Starbucks’ racial bias training last week has gotten mixed reviews, but Harvard historian Nancy Koehn says the training was a step in the right direction.

She told Boston Public Radio the company was mainly aiming to educate its white baristas about their privilege.

“The African-American and the Latino baristas found it much less effective than the white baristas,” Koehn said during Boston Public Radio today. “A lot of this work is work for white Americans.”

Starbucks held self-guided sessions about racial bias in 8,000 stores. The sessions included a video about how black Americans have struggled for access to public spaces throughout history.
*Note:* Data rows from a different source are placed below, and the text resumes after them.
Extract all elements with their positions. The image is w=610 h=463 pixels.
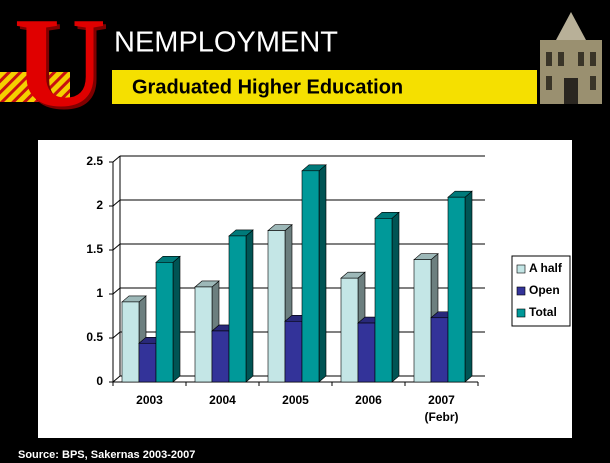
bar-side (319, 165, 326, 382)
x-tick-label: 2004 (193, 392, 253, 409)
bar-front (431, 318, 448, 382)
x-tick-label: 2006 (339, 392, 399, 409)
legend-swatch (517, 287, 525, 295)
y-tick-label: 0.5 (86, 330, 103, 344)
legend-label: Total (529, 305, 557, 319)
bar-front (358, 323, 375, 382)
legend-swatch (517, 309, 525, 317)
building-icon (540, 12, 602, 104)
y-tick-label: 2.5 (86, 154, 103, 168)
bar-front (139, 343, 156, 382)
bar-front (285, 321, 302, 382)
bar-front (195, 287, 212, 382)
title-letter: U (14, 0, 106, 133)
slide: U U NEMPLOYMENT Graduated Higher Educati… (0, 0, 610, 463)
bar-front (448, 197, 465, 382)
bar-front (341, 278, 358, 382)
x-tick-label: 2003 (120, 392, 180, 409)
bar-front (302, 171, 319, 382)
bar-front (229, 236, 246, 382)
bar-side (465, 191, 472, 382)
bar-front (414, 260, 431, 382)
y-tick-label: 0 (96, 374, 103, 388)
bar-side (246, 230, 253, 382)
bar-front (375, 218, 392, 382)
y-tick-label: 1 (96, 286, 103, 300)
subtitle: Graduated Higher Education (132, 76, 403, 98)
bar (448, 191, 472, 382)
x-tick-label: 2005 (266, 392, 326, 409)
bar-side (173, 256, 180, 382)
x-tick-label: 2007 (Febr) (412, 392, 472, 426)
bar-front (268, 231, 285, 382)
y-tick-label: 1.5 (86, 242, 103, 256)
bar-front (212, 331, 229, 382)
bar (229, 230, 253, 382)
legend-label: A half (529, 261, 563, 275)
legend-swatch (517, 265, 525, 273)
y-tick-label: 2 (96, 198, 103, 212)
bar-front (156, 262, 173, 382)
bar (156, 256, 180, 382)
bar-front (122, 302, 139, 382)
bar (302, 165, 326, 382)
source-note: Source: BPS, Sakernas 2003-2007 (18, 449, 195, 461)
legend-label: Open (529, 283, 560, 297)
bar (375, 212, 399, 382)
title: NEMPLOYMENT (114, 27, 338, 59)
bar-side (392, 212, 399, 382)
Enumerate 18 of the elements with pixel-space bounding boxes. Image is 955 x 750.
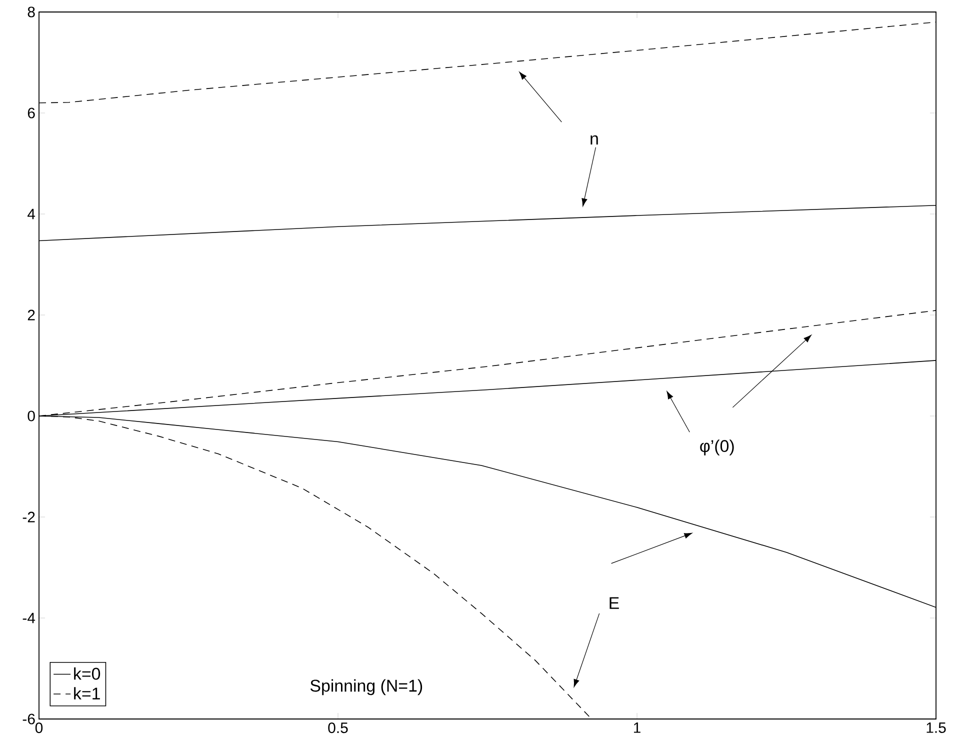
annotation: φ’(0) — [700, 440, 734, 456]
legend-label: k=0 — [74, 667, 100, 680]
y-tick-label: -6 — [22, 714, 35, 724]
y-tick-label: 0 — [28, 410, 35, 422]
x-tick-label: 1.5 — [926, 722, 946, 733]
annotation: n — [590, 135, 598, 145]
annotation: Spinning (N=1) — [310, 679, 422, 696]
y-tick-label: -2 — [22, 512, 35, 522]
y-tick-label: 2 — [28, 310, 35, 320]
x-tick-label: 0.5 — [328, 722, 348, 734]
annotation: E — [610, 597, 619, 609]
y-tick-label: 8 — [28, 6, 35, 18]
x-tick-label: 0 — [35, 722, 43, 734]
legend-label: k=1 — [74, 687, 100, 700]
x-tick-label: 1 — [634, 722, 640, 733]
y-tick-label: 4 — [28, 208, 36, 220]
y-tick-label: 6 — [28, 108, 35, 118]
y-tick-label: -4 — [22, 612, 36, 624]
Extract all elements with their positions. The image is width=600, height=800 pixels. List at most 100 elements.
“Imagine how many African-American mothers every day counsel their teenage kids before they go off to work or school about how they will ... navigate public spaces,” Koehn said. “What most white Americans, women or men, do not have is that set of questions on their mental desktop every day.”

The training was announced after two black men were arrested in a Starbucks in Philadelphia.

Koehn said racial bias training is supposed to “liberate” people from their racial biases, which influence the way they act. But, she stressed that progress “doesn’t have to rest on just Starbucks.”

“[People] are getting up [in the morning], not thinking about the many assumptions ... many of us can make instantaneously,” said Koehn.

Nancy Koehn is the James E. Robison chair of business administration at Harvard. Her latest book is “Forged In Crisis: The Power Of Courageous Leadership In Turbulent Times.”